Over the years, Evita gained substantial work experience as a Development Department Assistant at the Royal Academy of Arts in London, a Gallery Director at the Loraini Alimantiri Gazonrouge in Athens, and an Editorial Assistant at Tate Communications, Production Assistant at the Faliro House Productions. The Pierce alumna is now an independent curator, while at the same time she also holds the position of Art History Lecturer at Arcadia University in Athens. Some of the exhibitions and projects she has curated so far include: Déjà vécu, Anamesa, Athens; and Reverb: New Art from Greece, School of the Museum of Fine Arts, Boston; while she was also part of the 4th Athens Biennial, AGORA curatorial team.
For her latest project, Evita returned to her alma mater, showing her exhibition Keep on Keeping on: a visual meta-collection at this year’s Arts Festival (March 3 – April 10), organized by the Frances Rich School of Fine and Performing Arts at Deree (FRSFPA).
Keep on Keeping on consists of a selection of historical works and artefacts from the ACG Collection, alongside recent works by young Greek and international artists, including new commissions, as well as the outcome of collaborations with senior students of the FRSFPA.
The multifaceted ACG Collection has been created through time by a series of donations and acquisitions, under the guidance of different people of possibly opposing agendas, and therefore marked by various aesthetics. By juxtaposing selected works of this collection with a number of contemporary artworks through curatorial gestures that gently balance the absurd and the poetic, Keep on Keeping on reveals hidden connections as seen through the prism of today’s knowledge and demonstrates the obscure unity of a contemporary art collection: the ecumenical anthropocentric element.

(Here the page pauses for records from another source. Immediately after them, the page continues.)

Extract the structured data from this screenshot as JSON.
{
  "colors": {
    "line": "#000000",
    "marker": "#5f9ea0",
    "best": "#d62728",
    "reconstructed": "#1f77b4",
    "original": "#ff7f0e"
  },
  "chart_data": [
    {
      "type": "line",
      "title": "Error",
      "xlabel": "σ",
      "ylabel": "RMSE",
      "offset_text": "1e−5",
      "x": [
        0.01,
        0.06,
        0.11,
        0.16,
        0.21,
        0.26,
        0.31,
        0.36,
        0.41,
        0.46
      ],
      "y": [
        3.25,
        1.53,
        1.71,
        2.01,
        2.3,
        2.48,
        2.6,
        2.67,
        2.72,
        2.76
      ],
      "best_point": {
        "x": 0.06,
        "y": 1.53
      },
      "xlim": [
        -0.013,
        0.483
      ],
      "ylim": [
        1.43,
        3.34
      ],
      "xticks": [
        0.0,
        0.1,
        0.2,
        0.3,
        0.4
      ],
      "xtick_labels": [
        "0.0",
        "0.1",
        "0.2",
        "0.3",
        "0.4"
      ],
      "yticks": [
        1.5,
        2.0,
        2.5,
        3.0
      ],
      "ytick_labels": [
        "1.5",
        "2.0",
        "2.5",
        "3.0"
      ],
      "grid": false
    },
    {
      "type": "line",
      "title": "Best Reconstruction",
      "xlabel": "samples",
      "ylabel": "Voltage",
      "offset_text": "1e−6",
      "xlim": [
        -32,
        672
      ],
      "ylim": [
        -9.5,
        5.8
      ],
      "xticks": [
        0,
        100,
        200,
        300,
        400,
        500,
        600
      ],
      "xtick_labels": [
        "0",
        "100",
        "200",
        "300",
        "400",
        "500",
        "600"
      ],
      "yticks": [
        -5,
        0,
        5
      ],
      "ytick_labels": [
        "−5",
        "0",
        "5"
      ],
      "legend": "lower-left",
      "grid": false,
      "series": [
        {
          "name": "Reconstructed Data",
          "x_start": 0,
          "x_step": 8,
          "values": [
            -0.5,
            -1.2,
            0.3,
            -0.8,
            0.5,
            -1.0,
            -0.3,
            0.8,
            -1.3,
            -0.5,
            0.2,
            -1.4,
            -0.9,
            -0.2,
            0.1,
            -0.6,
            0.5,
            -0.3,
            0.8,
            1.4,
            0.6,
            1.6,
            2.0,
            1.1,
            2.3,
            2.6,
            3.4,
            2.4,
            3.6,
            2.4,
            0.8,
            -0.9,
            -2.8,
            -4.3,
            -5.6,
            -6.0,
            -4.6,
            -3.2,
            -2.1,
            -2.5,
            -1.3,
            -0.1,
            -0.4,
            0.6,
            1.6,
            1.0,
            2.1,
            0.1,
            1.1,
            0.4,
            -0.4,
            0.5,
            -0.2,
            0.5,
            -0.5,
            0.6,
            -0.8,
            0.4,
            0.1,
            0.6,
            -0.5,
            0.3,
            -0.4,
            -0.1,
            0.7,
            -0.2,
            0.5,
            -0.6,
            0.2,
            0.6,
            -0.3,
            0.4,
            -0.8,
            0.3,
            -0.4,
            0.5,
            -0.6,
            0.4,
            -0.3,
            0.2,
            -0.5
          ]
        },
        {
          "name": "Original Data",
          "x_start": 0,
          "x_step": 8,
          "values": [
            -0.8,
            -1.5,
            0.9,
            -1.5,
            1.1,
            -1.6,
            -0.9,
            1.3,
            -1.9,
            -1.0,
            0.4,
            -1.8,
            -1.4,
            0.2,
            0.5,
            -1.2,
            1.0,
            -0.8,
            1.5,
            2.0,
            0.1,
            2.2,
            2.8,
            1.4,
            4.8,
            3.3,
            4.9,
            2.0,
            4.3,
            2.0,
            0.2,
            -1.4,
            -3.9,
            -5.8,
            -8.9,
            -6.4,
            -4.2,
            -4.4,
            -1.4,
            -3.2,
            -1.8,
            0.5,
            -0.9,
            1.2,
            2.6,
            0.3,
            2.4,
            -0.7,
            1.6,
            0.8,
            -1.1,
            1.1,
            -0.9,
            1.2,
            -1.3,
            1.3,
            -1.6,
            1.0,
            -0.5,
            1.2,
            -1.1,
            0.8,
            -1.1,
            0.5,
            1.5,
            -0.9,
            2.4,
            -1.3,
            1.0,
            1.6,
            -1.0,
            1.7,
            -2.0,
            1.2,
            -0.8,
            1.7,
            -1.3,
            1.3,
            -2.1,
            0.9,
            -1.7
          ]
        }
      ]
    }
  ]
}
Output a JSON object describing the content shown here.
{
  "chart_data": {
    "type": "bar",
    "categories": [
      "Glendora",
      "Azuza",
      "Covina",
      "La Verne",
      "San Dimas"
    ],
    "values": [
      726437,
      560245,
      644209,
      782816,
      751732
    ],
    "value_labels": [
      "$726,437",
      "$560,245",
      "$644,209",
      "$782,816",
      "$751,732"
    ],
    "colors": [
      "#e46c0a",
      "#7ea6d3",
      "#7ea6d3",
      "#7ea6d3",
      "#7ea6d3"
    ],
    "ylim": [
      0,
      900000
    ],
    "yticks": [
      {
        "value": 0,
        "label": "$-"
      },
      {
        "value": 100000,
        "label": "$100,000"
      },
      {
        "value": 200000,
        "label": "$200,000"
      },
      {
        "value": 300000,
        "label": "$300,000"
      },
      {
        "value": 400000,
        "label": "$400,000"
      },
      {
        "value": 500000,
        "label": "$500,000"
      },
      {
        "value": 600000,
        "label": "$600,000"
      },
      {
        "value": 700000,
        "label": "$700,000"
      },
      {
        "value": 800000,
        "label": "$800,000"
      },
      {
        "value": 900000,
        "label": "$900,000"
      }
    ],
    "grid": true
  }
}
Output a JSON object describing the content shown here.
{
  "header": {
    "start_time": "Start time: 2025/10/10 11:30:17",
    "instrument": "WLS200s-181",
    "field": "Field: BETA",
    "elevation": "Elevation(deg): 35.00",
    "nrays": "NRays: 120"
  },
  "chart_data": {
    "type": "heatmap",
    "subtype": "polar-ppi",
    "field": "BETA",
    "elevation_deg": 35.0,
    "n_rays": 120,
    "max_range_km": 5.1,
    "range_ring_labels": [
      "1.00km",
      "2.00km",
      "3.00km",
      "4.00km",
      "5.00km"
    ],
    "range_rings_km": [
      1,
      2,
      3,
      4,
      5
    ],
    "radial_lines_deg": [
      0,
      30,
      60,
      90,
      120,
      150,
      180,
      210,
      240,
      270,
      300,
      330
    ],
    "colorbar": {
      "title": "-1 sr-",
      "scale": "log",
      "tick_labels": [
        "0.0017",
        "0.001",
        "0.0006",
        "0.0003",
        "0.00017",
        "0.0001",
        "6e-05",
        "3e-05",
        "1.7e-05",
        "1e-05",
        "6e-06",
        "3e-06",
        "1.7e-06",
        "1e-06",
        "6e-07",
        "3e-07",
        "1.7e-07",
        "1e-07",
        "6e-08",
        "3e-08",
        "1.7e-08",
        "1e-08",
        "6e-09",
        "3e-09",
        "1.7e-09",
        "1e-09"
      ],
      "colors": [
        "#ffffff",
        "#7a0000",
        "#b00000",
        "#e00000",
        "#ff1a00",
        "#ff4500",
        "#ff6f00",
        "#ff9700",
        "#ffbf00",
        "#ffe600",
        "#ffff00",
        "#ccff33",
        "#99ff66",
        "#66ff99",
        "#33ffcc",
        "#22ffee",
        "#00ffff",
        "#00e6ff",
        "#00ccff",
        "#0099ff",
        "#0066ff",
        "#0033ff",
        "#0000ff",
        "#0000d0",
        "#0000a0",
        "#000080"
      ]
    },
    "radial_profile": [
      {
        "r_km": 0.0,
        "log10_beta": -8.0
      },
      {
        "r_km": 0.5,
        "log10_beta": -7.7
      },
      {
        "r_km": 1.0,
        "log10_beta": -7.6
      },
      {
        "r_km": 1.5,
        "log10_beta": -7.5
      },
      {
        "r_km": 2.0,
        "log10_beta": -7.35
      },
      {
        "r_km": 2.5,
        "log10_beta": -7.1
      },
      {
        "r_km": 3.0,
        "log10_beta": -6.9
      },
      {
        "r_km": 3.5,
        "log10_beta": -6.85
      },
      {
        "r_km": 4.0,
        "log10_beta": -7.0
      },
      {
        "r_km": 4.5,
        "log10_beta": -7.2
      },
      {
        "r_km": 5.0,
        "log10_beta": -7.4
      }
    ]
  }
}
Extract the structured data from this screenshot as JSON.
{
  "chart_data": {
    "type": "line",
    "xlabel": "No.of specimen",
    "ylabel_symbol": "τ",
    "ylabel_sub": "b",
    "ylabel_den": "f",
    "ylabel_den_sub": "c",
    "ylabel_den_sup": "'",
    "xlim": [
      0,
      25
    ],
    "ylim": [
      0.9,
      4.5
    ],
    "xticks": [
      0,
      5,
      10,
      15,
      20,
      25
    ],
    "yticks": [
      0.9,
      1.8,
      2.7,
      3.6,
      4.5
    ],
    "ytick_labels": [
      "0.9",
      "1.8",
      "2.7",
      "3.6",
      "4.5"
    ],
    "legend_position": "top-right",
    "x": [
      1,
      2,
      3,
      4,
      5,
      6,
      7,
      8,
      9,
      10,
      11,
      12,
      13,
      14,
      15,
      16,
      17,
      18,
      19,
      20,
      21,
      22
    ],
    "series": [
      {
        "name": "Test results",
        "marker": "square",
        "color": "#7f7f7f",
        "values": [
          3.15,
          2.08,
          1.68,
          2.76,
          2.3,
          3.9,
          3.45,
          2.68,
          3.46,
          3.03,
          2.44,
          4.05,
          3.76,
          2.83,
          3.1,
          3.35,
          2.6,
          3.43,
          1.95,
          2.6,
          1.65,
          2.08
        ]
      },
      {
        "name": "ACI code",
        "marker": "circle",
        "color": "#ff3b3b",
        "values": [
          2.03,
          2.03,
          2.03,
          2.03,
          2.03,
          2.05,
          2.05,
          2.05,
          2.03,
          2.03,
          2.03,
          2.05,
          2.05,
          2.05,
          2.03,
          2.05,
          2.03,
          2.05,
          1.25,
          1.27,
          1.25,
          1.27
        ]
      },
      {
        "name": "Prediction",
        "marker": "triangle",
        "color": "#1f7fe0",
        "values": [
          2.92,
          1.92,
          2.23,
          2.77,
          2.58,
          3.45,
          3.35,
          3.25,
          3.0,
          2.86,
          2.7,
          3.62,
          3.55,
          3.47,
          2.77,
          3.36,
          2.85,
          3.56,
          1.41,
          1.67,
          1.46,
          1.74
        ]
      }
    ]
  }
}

The exhibition attempts to expand preconceived perceptions of visual language, both in terms of the artwork, as well as the framework of the contemporary art exhibition itself. By exhibiting seemingly random objects together, the sense of the unexpected is provoked. The viewer’s gaze is forced into a state of willing suspension of disbelief and urged to deconstruct anew the purpose, meaning, and symbolic value of each exhibit.
Keep on Keeping on acts as an encouragement to reassess the authority that determines artistic value. By demonstrating the many sources and numerous vocabularies by which art can and is produced, it becomes the object of universal assertion. Ultimately, it argues for a reclaiming one’s power to speak about oneself, while embracing the possibility of the proverbial failure as an essential element of self-definition. This ode to the self-referential hopes to motivate and enable the subject to actively participate, not only in the appreciation, but even in the development of artistic content.
Finally, it’s an exhibition about making an exhibition, about producing and consuming art, about acceptance of organic human evolution and, ultimately, about recognizing the universal drive of creativity in every aspect of life. As Henry Miller stated “To make living itself an art, that is the goal.”